My wedding was interrupted by a parade and a funeral. We soldiered on. Go for the intimate wedding and have a big party later on. From one bride to your daughter, it’s not the wedding that makes for a great marriage; its the shared values of the husband and wife. We celebrated our 25th Anniversary this year and my husband is the love of my life. Life will throw challenges your way; how you work together to overcome them and find happiness in the storm, will determine if the marriage will last.
I think your idea of an intimate ceremony with whoever can get there sounds good. Also sounds like she is onboard with that idea. You can have a reception later. Everyone will understand. God bless.
Amen to that. A long marriage will have its share of disappointments and rain-outs. They're getting acknowledged as partners in married life already! This is their first test.
A long marriage will have its share of disappointments and rain-outs.
Yes, but when you get thru that stronger there is no relationship more rewarding, and God is in the mix even if you do not know it.
But Freepers know it. Also, God made man and woman, when the two work together, goodness prevails.
God Bless America
Sounds like you raised her right and congrats and all that.
But our culture increasingly has our young women, especially, IMO wrongly focused on the “perfect”, expensive wedding.
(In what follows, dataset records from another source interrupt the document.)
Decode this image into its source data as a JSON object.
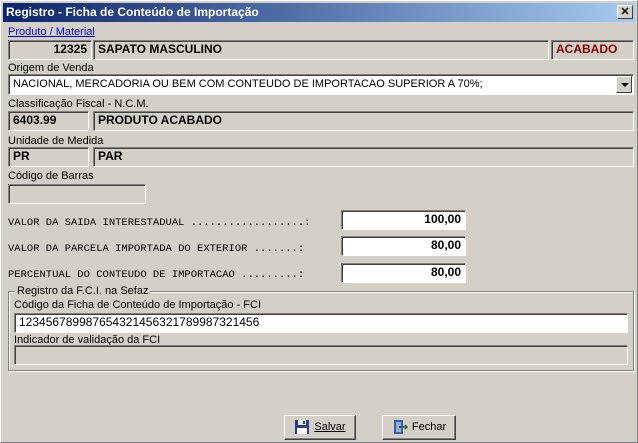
{
  "window": {
    "title": "Registro - Ficha de Conteúdo de Importação",
    "close_glyph": "✕"
  },
  "produto": {
    "label": "Produto / Material",
    "code": "12325",
    "name": "SAPATO MASCULINO",
    "status": "ACABADO",
    "status_color": "#8b0000"
  },
  "origem": {
    "label": "Origem de Venda",
    "selected": "NACIONAL, MERCADORIA OU BEM COM CONTEUDO DE IMPORTACAO SUPERIOR A 70%;"
  },
  "ncm": {
    "label": "Classificação Fiscal - N.C.M.",
    "code": "6403.99",
    "description": "PRODUTO ACABADO"
  },
  "unidade": {
    "label": "Unidade de Medida",
    "code": "PR",
    "description": "PAR"
  },
  "barras": {
    "label": "Código de Barras",
    "value": ""
  },
  "valores": {
    "saida_label": "VALOR DA SAIDA INTERESTADUAL ..................:",
    "saida_value": "100,00",
    "parcela_label": "VALOR DA PARCELA IMPORTADA DO EXTERIOR .......:",
    "parcela_value": "80,00",
    "percentual_label": "PERCENTUAL DO CONTEUDO DE IMPORTACAO .........:",
    "percentual_value": "80,00"
  },
  "fci": {
    "group_title": "Registro da F.C.I. na Sefaz",
    "codigo_label": "Código da Ficha de Conteúdo de Importação - FCI",
    "codigo_value": "123456789987654321456321789987321456",
    "indicador_label": "Indicador de validação da FCI",
    "indicador_value": ""
  },
  "buttons": {
    "save_label": "Salvar",
    "close_label": "Fechar",
    "save_icon": "floppy-disk-icon",
    "close_icon": "exit-door-icon"
  }
}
Far better to squirrel most such funds away for a down payment or rainy day and just have genuinely close family and friends with a simple day of enjoyment. In fact, getting blown out of your elaborate plans might be the best thing for actually having the latter, somewhere safe and dry instead. Or a marriage that is consummated with a simple celebration at a later date.
Our country values and priorities are being consumerized away.
thanks all truly! some good words of wisdom in a crappy moment...after many many tears, our daughter is finally facing it and realizing this too shall pass. We reminded her there are thousands of brides crying and we know of one who literally had to reschedule her wedding till May because of venues already filled. Thankfully, all the vendors and venue/church was able to give her 2 dates within the next 2 months that she can pick from and still keep everything the same with no deposit lost- NOW THAT IS A BIG BLESSING! She is throwing around the idea of getting married anyway this weekend just her, her fiance and the pastor and then going on the honeymoon but even that may push back without an issue so all in all they came out of this much much better than some...I will just keep reminding her of that :) Thank you again!!
I know it is disappointing but that is the way life goes.
Do not put the wedding off because the groom may feel that he is secondary to the party and that can start things off on the wrong foot.